Find and Follow Us

Jumat, 24 Mei 2019 | 04:56 WIB

Pengurus Rusun Resah Kerap Dapat Intimidasi

Minggu, 12 Mei 2019 | 21:23 WIB
Pengurus Rusun Resah Kerap Dapat Intimidasi
(Foto: Istimewa)

INILAH.COM, Jakarta - Pengurus Perhimpunan Pemilik dan Penghuni Satuan Rumah Susun (P3SRS) Mediteriana Palace Kemayoran, Jakarta Pusat mengaku kerap di intimidasi pihak pengelola apartemen yang dibentuk oleh pengembang.

Khairil Poloan salah seorang penghuni dan juga Ketua P3SRS Mediteriana Palace, Periode 2019-2022 mengatakan, intimidasi tidak hanya dilakukan kepada pengurus P3SRS melainkan kepada sejumlah penghuni yang pro terhadap kepengurusan P3SRS.

"Puncak intimidasi terjadi Kamis, (9 Mei 2019), saat kami dari P3SRS akan menduduki kantor Badan Pengelola (BP) sebagai pengurus baru yang sah. Pengurus lama merasa tak terima yang kemudian mengintimidasi dan melakukan tindakan kekerasan psikis dengan membentak dan menghalangi pengurus P3SRS. Kejadian sebelumnya terjadi Jumat (3 Mei 2019), warga yang pro pengurus Ilegal, memukul salah seorang pengurus P3SRS, yang kasusnya sudah dilaporkan ke Polres Jakarta Pusat," kata Khairil dalam keterangannya, Minggu (12/5/2019).

Ima Syahata, selaku Ketua Pengawas P3SRS yang legal dan sah mengatakan, tindakan intimidasi tidak hanya secara verbal namun sudah pada tindakan pemukulan secara fisikpun kepada salah satu pengurus baru yang sudah menerima SK dari Gubernur.

Beruntung, lanjut Irma, berkat ketegasan dari pihak Kapolres Jakarta Pusat, Kombes Pol Harry Kurniawan dan Kapolsek Kemayoran Kompol Saiful Anwar beserta jajarannya membantu para pengurus.

"Pengurus dan warga apartemen mengucapkan terima kasih yang telah mengusir para preman yang mengganggu," ujarnya.

Lebih lanjut dijelaskan oleh Lianny Hendranata salah seorang pengawas yang legal dan sah, ini adalah pengelola apartemen yang baru, dimana semua pengurusnya adalah penghuni apartemen.
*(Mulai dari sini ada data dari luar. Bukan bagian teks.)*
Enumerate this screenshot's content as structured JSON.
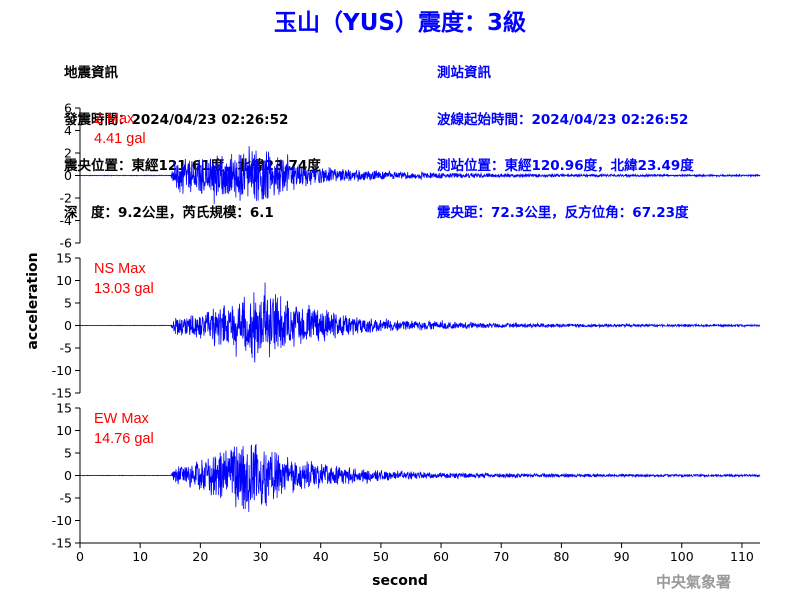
{
  "title": "玉山（YUS）震度：3級",
  "event_info": {
    "heading": "地震資訊",
    "origin_time": "發震時間：2024/04/23 02:26:52",
    "epicenter": "震央位置：東經121.61度，北緯23.74度",
    "depth_magnitude": "深　度：9.2公里，芮氏規模：6.1"
  },
  "station_info": {
    "heading": "測站資訊",
    "wave_start": "波線起始時間：2024/04/23 02:26:52",
    "station_location": "測站位置：東經120.96度，北緯23.49度",
    "distance_azimuth": "震央距：72.3公里，反方位角：67.23度"
  },
  "agency": "中央氣象署",
  "chart_data": {
    "type": "line",
    "xlabel": "second",
    "ylabel": "acceleration",
    "xlim": [
      0,
      113
    ],
    "xticks": [
      0,
      10,
      20,
      30,
      40,
      50,
      60,
      70,
      80,
      90,
      100,
      110
    ],
    "line_color": "#0000ff",
    "label_color": "#ff0000",
    "series": [
      {
        "name": "Z Max",
        "max_label": "4.41 gal",
        "peak": 4.41,
        "ylim": [
          -6,
          6
        ],
        "yticks": [
          6,
          4,
          2,
          0,
          -2,
          -4,
          -6
        ],
        "envelope_x": [
          0,
          15,
          16,
          20,
          25,
          28,
          30,
          32,
          35,
          38,
          42,
          46,
          50,
          55,
          60,
          70,
          80,
          90,
          100,
          113
        ],
        "envelope_y": [
          0.03,
          0.03,
          1.6,
          1.8,
          2.4,
          2.8,
          3.0,
          2.3,
          1.5,
          1.0,
          0.7,
          0.55,
          0.45,
          0.35,
          0.28,
          0.2,
          0.15,
          0.12,
          0.1,
          0.08
        ]
      },
      {
        "name": "NS Max",
        "max_label": "13.03 gal",
        "peak": 13.03,
        "ylim": [
          -15,
          15
        ],
        "yticks": [
          15,
          10,
          5,
          0,
          -5,
          -10,
          -15
        ],
        "envelope_x": [
          0,
          15,
          16,
          20,
          22,
          25,
          28,
          31,
          34,
          37,
          40,
          45,
          50,
          55,
          60,
          70,
          80,
          90,
          100,
          113
        ],
        "envelope_y": [
          0.05,
          0.05,
          2.5,
          3.0,
          4.5,
          6.0,
          8.0,
          9.0,
          6.5,
          5.0,
          4.0,
          2.5,
          1.6,
          1.2,
          0.9,
          0.6,
          0.45,
          0.35,
          0.3,
          0.25
        ]
      },
      {
        "name": "EW Max",
        "max_label": "14.76 gal",
        "peak": 14.76,
        "ylim": [
          -15,
          15
        ],
        "yticks": [
          15,
          10,
          5,
          0,
          -5,
          -10,
          -15
        ],
        "envelope_x": [
          0,
          15,
          16,
          20,
          22,
          25,
          27,
          30,
          33,
          36,
          40,
          45,
          50,
          55,
          60,
          70,
          80,
          90,
          100,
          113
        ],
        "envelope_y": [
          0.05,
          0.05,
          2.5,
          3.5,
          5.0,
          7.0,
          9.0,
          8.0,
          6.0,
          4.0,
          3.0,
          2.0,
          1.5,
          1.0,
          0.8,
          0.55,
          0.45,
          0.35,
          0.3,
          0.25
        ]
      }
    ]
  }
}
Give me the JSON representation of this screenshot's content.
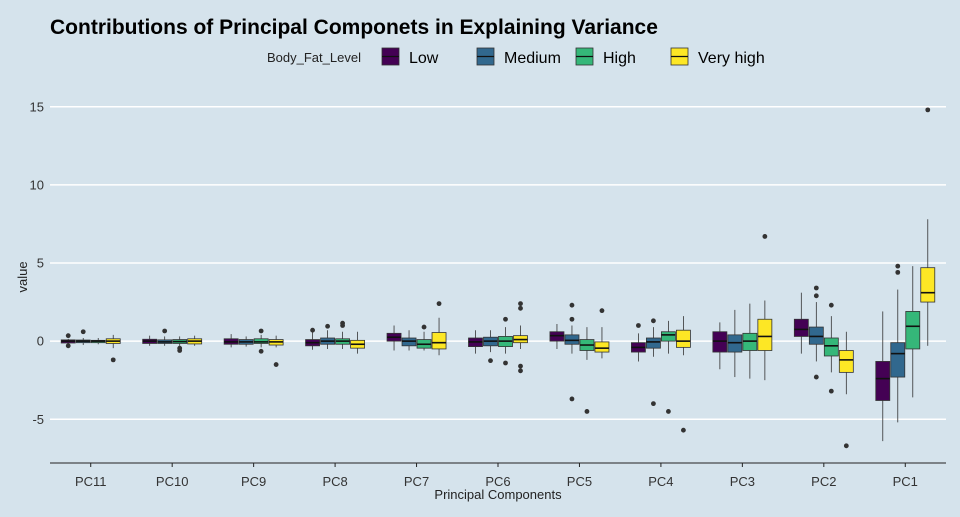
{
  "chart_data": {
    "type": "boxplot",
    "title": "Contributions of Principal Componets in Explaining Variance",
    "xlabel": "Principal Components",
    "ylabel": "value",
    "ylim": [
      -7.8,
      16.2
    ],
    "yticks": [
      -5,
      0,
      5,
      10,
      15
    ],
    "grid": "horizontal major lines",
    "legend": {
      "title": "Body_Fat_Level",
      "position": "top"
    },
    "categories": [
      "PC11",
      "PC10",
      "PC9",
      "PC8",
      "PC7",
      "PC6",
      "PC5",
      "PC4",
      "PC3",
      "PC2",
      "PC1"
    ],
    "series": [
      {
        "name": "Low",
        "color": "#440154",
        "boxes": [
          {
            "min": -0.2,
            "q1": -0.12,
            "median": 0.0,
            "q3": 0.08,
            "max": 0.15,
            "outliers": [
              0.35,
              -0.3
            ]
          },
          {
            "min": -0.3,
            "q1": -0.15,
            "median": 0.0,
            "q3": 0.12,
            "max": 0.35,
            "outliers": []
          },
          {
            "min": -0.4,
            "q1": -0.2,
            "median": -0.05,
            "q3": 0.15,
            "max": 0.45,
            "outliers": []
          },
          {
            "min": -0.55,
            "q1": -0.3,
            "median": -0.1,
            "q3": 0.1,
            "max": 0.6,
            "outliers": [
              0.7
            ]
          },
          {
            "min": -0.6,
            "q1": 0.0,
            "median": 0.25,
            "q3": 0.5,
            "max": 1.0,
            "outliers": []
          },
          {
            "min": -0.8,
            "q1": -0.35,
            "median": -0.05,
            "q3": 0.2,
            "max": 0.7,
            "outliers": []
          },
          {
            "min": -0.5,
            "q1": 0.0,
            "median": 0.35,
            "q3": 0.6,
            "max": 1.1,
            "outliers": []
          },
          {
            "min": -1.3,
            "q1": -0.7,
            "median": -0.4,
            "q3": -0.1,
            "max": 0.5,
            "outliers": [
              1.0
            ]
          },
          {
            "min": -1.8,
            "q1": -0.7,
            "median": 0.0,
            "q3": 0.6,
            "max": 1.2,
            "outliers": []
          },
          {
            "min": -0.8,
            "q1": 0.3,
            "median": 0.75,
            "q3": 1.4,
            "max": 3.1,
            "outliers": []
          },
          {
            "min": -6.4,
            "q1": -3.8,
            "median": -2.4,
            "q3": -1.3,
            "max": 1.9,
            "outliers": []
          }
        ]
      },
      {
        "name": "Medium",
        "color": "#31688e",
        "boxes": [
          {
            "min": -0.25,
            "q1": -0.1,
            "median": 0.0,
            "q3": 0.07,
            "max": 0.2,
            "outliers": [
              0.6
            ]
          },
          {
            "min": -0.3,
            "q1": -0.15,
            "median": -0.05,
            "q3": 0.08,
            "max": 0.3,
            "outliers": [
              0.65
            ]
          },
          {
            "min": -0.35,
            "q1": -0.2,
            "median": -0.05,
            "q3": 0.1,
            "max": 0.3,
            "outliers": []
          },
          {
            "min": -0.5,
            "q1": -0.2,
            "median": 0.0,
            "q3": 0.2,
            "max": 0.7,
            "outliers": [
              0.95
            ]
          },
          {
            "min": -0.6,
            "q1": -0.3,
            "median": 0.0,
            "q3": 0.2,
            "max": 0.7,
            "outliers": []
          },
          {
            "min": -0.7,
            "q1": -0.3,
            "median": 0.0,
            "q3": 0.25,
            "max": 0.7,
            "outliers": [
              -1.25
            ]
          },
          {
            "min": -0.8,
            "q1": -0.2,
            "median": 0.05,
            "q3": 0.4,
            "max": 1.0,
            "outliers": [
              2.3,
              1.4,
              -3.7
            ]
          },
          {
            "min": -1.0,
            "q1": -0.45,
            "median": -0.05,
            "q3": 0.2,
            "max": 0.9,
            "outliers": [
              1.3,
              -4.0
            ]
          },
          {
            "min": -2.3,
            "q1": -0.7,
            "median": -0.1,
            "q3": 0.4,
            "max": 2.0,
            "outliers": []
          },
          {
            "min": -1.3,
            "q1": -0.2,
            "median": 0.3,
            "q3": 0.9,
            "max": 2.5,
            "outliers": [
              3.4,
              2.9,
              -2.3
            ]
          },
          {
            "min": -5.2,
            "q1": -2.3,
            "median": -0.8,
            "q3": -0.1,
            "max": 3.3,
            "outliers": [
              4.8,
              4.4
            ]
          }
        ]
      },
      {
        "name": "High",
        "color": "#35b779",
        "boxes": [
          {
            "min": -0.2,
            "q1": -0.1,
            "median": 0.0,
            "q3": 0.05,
            "max": 0.2,
            "outliers": []
          },
          {
            "min": -0.3,
            "q1": -0.15,
            "median": -0.03,
            "q3": 0.1,
            "max": 0.3,
            "outliers": [
              -0.45,
              -0.6
            ]
          },
          {
            "min": -0.4,
            "q1": -0.15,
            "median": -0.05,
            "q3": 0.15,
            "max": 0.4,
            "outliers": [
              0.65,
              -0.65
            ]
          },
          {
            "min": -0.5,
            "q1": -0.2,
            "median": 0.0,
            "q3": 0.15,
            "max": 0.6,
            "outliers": [
              1.15,
              1.0
            ]
          },
          {
            "min": -0.6,
            "q1": -0.45,
            "median": -0.2,
            "q3": 0.1,
            "max": 0.6,
            "outliers": [
              0.9
            ]
          },
          {
            "min": -0.8,
            "q1": -0.35,
            "median": 0.0,
            "q3": 0.3,
            "max": 0.9,
            "outliers": [
              1.4,
              -1.4
            ]
          },
          {
            "min": -1.2,
            "q1": -0.6,
            "median": -0.25,
            "q3": 0.1,
            "max": 0.9,
            "outliers": [
              -4.5
            ]
          },
          {
            "min": -0.8,
            "q1": 0.0,
            "median": 0.4,
            "q3": 0.6,
            "max": 1.3,
            "outliers": [
              -4.5
            ]
          },
          {
            "min": -2.4,
            "q1": -0.6,
            "median": 0.0,
            "q3": 0.5,
            "max": 2.4,
            "outliers": []
          },
          {
            "min": -2.0,
            "q1": -0.95,
            "median": -0.3,
            "q3": 0.2,
            "max": 1.6,
            "outliers": [
              2.3,
              -3.2
            ]
          },
          {
            "min": -3.6,
            "q1": -0.5,
            "median": 0.95,
            "q3": 1.9,
            "max": 4.8,
            "outliers": []
          }
        ]
      },
      {
        "name": "Very high",
        "color": "#fde725",
        "boxes": [
          {
            "min": -0.45,
            "q1": -0.15,
            "median": 0.0,
            "q3": 0.15,
            "max": 0.4,
            "outliers": [
              -1.2
            ]
          },
          {
            "min": -0.3,
            "q1": -0.18,
            "median": 0.0,
            "q3": 0.15,
            "max": 0.35,
            "outliers": []
          },
          {
            "min": -0.4,
            "q1": -0.25,
            "median": -0.05,
            "q3": 0.1,
            "max": 0.35,
            "outliers": [
              -1.5
            ]
          },
          {
            "min": -0.8,
            "q1": -0.45,
            "median": -0.2,
            "q3": 0.05,
            "max": 0.6,
            "outliers": []
          },
          {
            "min": -0.9,
            "q1": -0.5,
            "median": -0.1,
            "q3": 0.55,
            "max": 1.5,
            "outliers": [
              2.4
            ]
          },
          {
            "min": -0.5,
            "q1": -0.1,
            "median": 0.1,
            "q3": 0.35,
            "max": 1.0,
            "outliers": [
              2.4,
              2.1,
              -1.6,
              -1.9
            ]
          },
          {
            "min": -1.1,
            "q1": -0.7,
            "median": -0.45,
            "q3": -0.05,
            "max": 0.9,
            "outliers": [
              1.95
            ]
          },
          {
            "min": -0.9,
            "q1": -0.4,
            "median": 0.0,
            "q3": 0.7,
            "max": 1.6,
            "outliers": [
              -5.7
            ]
          },
          {
            "min": -2.5,
            "q1": -0.6,
            "median": 0.3,
            "q3": 1.4,
            "max": 2.6,
            "outliers": [
              6.7
            ]
          },
          {
            "min": -3.4,
            "q1": -2.0,
            "median": -1.2,
            "q3": -0.6,
            "max": 0.6,
            "outliers": [
              -6.7
            ]
          },
          {
            "min": -0.3,
            "q1": 2.5,
            "median": 3.1,
            "q3": 4.7,
            "max": 7.8,
            "outliers": [
              14.8
            ]
          }
        ]
      }
    ]
  }
}
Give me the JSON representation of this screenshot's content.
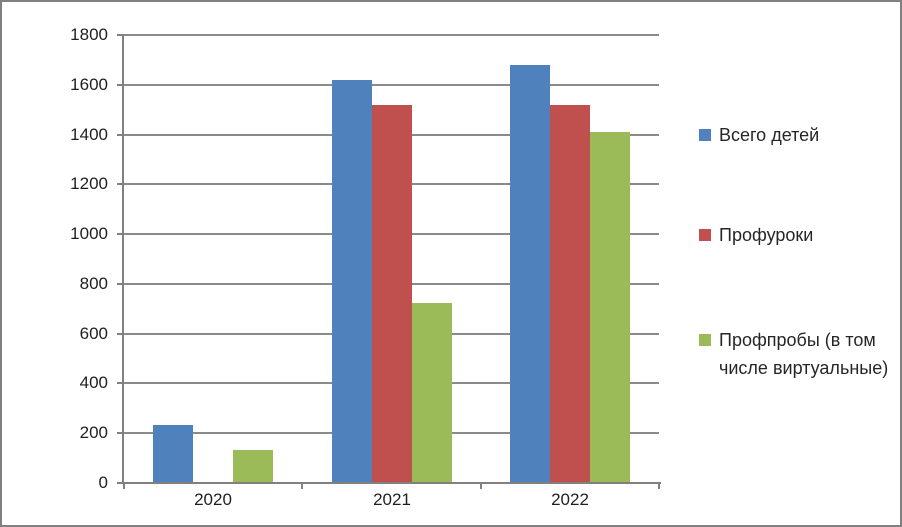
{
  "chart_data": {
    "type": "bar",
    "title": "",
    "xlabel": "",
    "ylabel": "",
    "categories": [
      "2020",
      "2021",
      "2022"
    ],
    "series": [
      {
        "name": "Всего детей",
        "color": "#4F81BD",
        "values": [
          230,
          1615,
          1675
        ]
      },
      {
        "name": "Профуроки",
        "color": "#C0504D",
        "values": [
          0,
          1515,
          1515
        ]
      },
      {
        "name": "Профпробы (в том числе виртуальные)",
        "color": "#9BBB59",
        "values": [
          130,
          720,
          1405
        ]
      }
    ],
    "ylim": [
      0,
      1800
    ],
    "yticks": [
      0,
      200,
      400,
      600,
      800,
      1000,
      1200,
      1400,
      1600,
      1800
    ],
    "grid": true,
    "legend_position": "right"
  },
  "colors": {
    "axis": "#808080",
    "gridline": "#8a8a8a",
    "tick_text": "#1f1f1f",
    "legend_text": "#262626",
    "background": "#ffffff",
    "frame_border": "#808080"
  }
}
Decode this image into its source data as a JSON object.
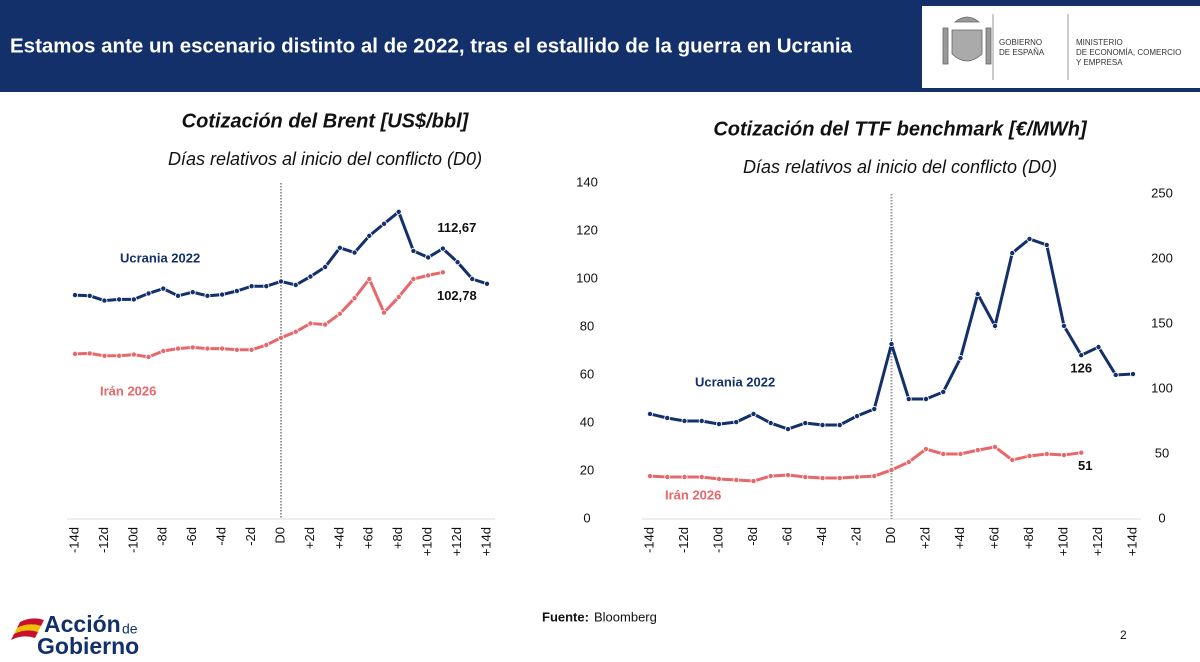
{
  "header": {
    "title": "Estamos ante un escenario distinto al de 2022, tras el estallido de la guerra en Ucrania",
    "gov_line1": "GOBIERNO",
    "gov_line2": "DE ESPAÑA",
    "ministry_line1": "MINISTERIO",
    "ministry_line2": "DE ECONOMÍA, COMERCIO",
    "ministry_line3": "Y EMPRESA"
  },
  "chart_data": [
    {
      "type": "line",
      "title": "Cotización del Brent [US$/bbl]",
      "subtitle": "Días relativos al inicio del conflicto (D0)",
      "categories": [
        "-14d",
        null,
        "-12d",
        null,
        "-10d",
        null,
        "-8d",
        null,
        "-6d",
        null,
        "-4d",
        null,
        "-2d",
        null,
        "D0",
        null,
        "+2d",
        null,
        "+4d",
        null,
        "+6d",
        null,
        "+8d",
        null,
        "+10d",
        null,
        "+12d",
        null,
        "+14d"
      ],
      "ylim": [
        0,
        140
      ],
      "yticks": [
        0,
        20,
        40,
        60,
        80,
        100,
        120,
        140
      ],
      "series": [
        {
          "name": "Ucrania 2022",
          "color": "#13306b",
          "values": [
            93.3,
            93,
            91,
            91.5,
            91.5,
            94,
            96,
            93,
            94.5,
            93,
            93.5,
            95,
            97,
            97,
            99,
            97.5,
            101,
            105,
            113,
            111,
            118,
            123,
            128,
            111.7,
            109,
            112.67,
            107,
            100,
            98
          ],
          "value_labels": [
            null,
            null,
            null,
            null,
            null,
            null,
            null,
            null,
            null,
            null,
            null,
            null,
            null,
            null,
            null,
            null,
            null,
            null,
            null,
            null,
            null,
            null,
            null,
            null,
            null,
            "112,67",
            null,
            null,
            null
          ]
        },
        {
          "name": "Irán 2026",
          "color": "#e8676a",
          "values": [
            68.8,
            69,
            68,
            68,
            68.5,
            67.5,
            70,
            71,
            71.5,
            71,
            71,
            70.5,
            70.5,
            72.5,
            75.5,
            78,
            81.5,
            81,
            85.5,
            92,
            100,
            86,
            92.5,
            100,
            101.5,
            102.78,
            null,
            null,
            null
          ],
          "value_labels": [
            null,
            null,
            null,
            null,
            null,
            null,
            null,
            null,
            null,
            null,
            null,
            null,
            null,
            null,
            null,
            null,
            null,
            null,
            null,
            null,
            null,
            null,
            null,
            null,
            null,
            "102,78",
            null,
            null,
            null
          ]
        }
      ]
    },
    {
      "type": "line",
      "title": "Cotización del TTF benchmark [€/MWh]",
      "subtitle": "Días relativos al inicio del conflicto (D0)",
      "categories": [
        "-14d",
        null,
        "-12d",
        null,
        "-10d",
        null,
        "-8d",
        null,
        "-6d",
        null,
        "-4d",
        null,
        "-2d",
        null,
        "D0",
        null,
        "+2d",
        null,
        "+4d",
        null,
        "+6d",
        null,
        "+8d",
        null,
        "+10d",
        null,
        "+12d",
        null,
        "+14d"
      ],
      "ylim": [
        0,
        250
      ],
      "yticks": [
        0,
        50,
        100,
        150,
        200,
        250
      ],
      "series": [
        {
          "name": "Ucrania 2022",
          "color": "#13306b",
          "values": [
            80.8,
            77.7,
            75.4,
            75.4,
            73,
            74.6,
            80.8,
            73.8,
            69.2,
            73.8,
            72.3,
            72.3,
            79.2,
            84.6,
            134.6,
            92.3,
            92.3,
            97.7,
            123.8,
            173,
            148.5,
            204.6,
            215.4,
            210.8,
            148.5,
            126,
            132.3,
            110.8,
            111.5
          ],
          "value_labels": [
            null,
            null,
            null,
            null,
            null,
            null,
            null,
            null,
            null,
            null,
            null,
            null,
            null,
            null,
            null,
            null,
            null,
            null,
            null,
            null,
            null,
            null,
            null,
            null,
            null,
            "126",
            null,
            null,
            null
          ]
        },
        {
          "name": "Irán 2026",
          "color": "#e8676a",
          "values": [
            33,
            32.3,
            32.3,
            32.3,
            30.8,
            30,
            29.2,
            33,
            33.8,
            32.3,
            31.5,
            31.5,
            32.3,
            33,
            37.7,
            43.8,
            53.8,
            50,
            50,
            53,
            55.4,
            45.4,
            48.5,
            50,
            49.2,
            51,
            null,
            null,
            null
          ],
          "value_labels": [
            null,
            null,
            null,
            null,
            null,
            null,
            null,
            null,
            null,
            null,
            null,
            null,
            null,
            null,
            null,
            null,
            null,
            null,
            null,
            null,
            null,
            null,
            null,
            null,
            null,
            "51",
            null,
            null,
            null
          ]
        }
      ]
    }
  ],
  "footer": {
    "source_label": "Fuente:",
    "source": "Bloomberg",
    "page": "2",
    "logo_word1": "Acción",
    "logo_word2": "de",
    "logo_word3": "Gobierno"
  }
}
Sementara pengelola yang lama adalah bentukan pengembang, semua pengurusnya pun orang-orang yang ditunjuk pengembang.

"Nah mereka itu mengintimidasi kami dan penghuni apartemen karena tidak mau pengelolaan apartemen ini dikelola oleh kami," terang Lianny.

Padahal kalau melihat dari aspek legal menurut Lelis Tsuroya sebagai salah seorang pengurus P3SRS, P3SRS kepengurusannya lah yang legal sebab mengantongi Surat Keputusan dari Dinas Perumahan (Disperum) DKI Jakarta.

"Kami ini mengantongi SK yang dikeluarkan oleh Disperum. Dengan demikian kepengurusan kami lah yang sah untuk mengelola apartemen ini," tegasnya.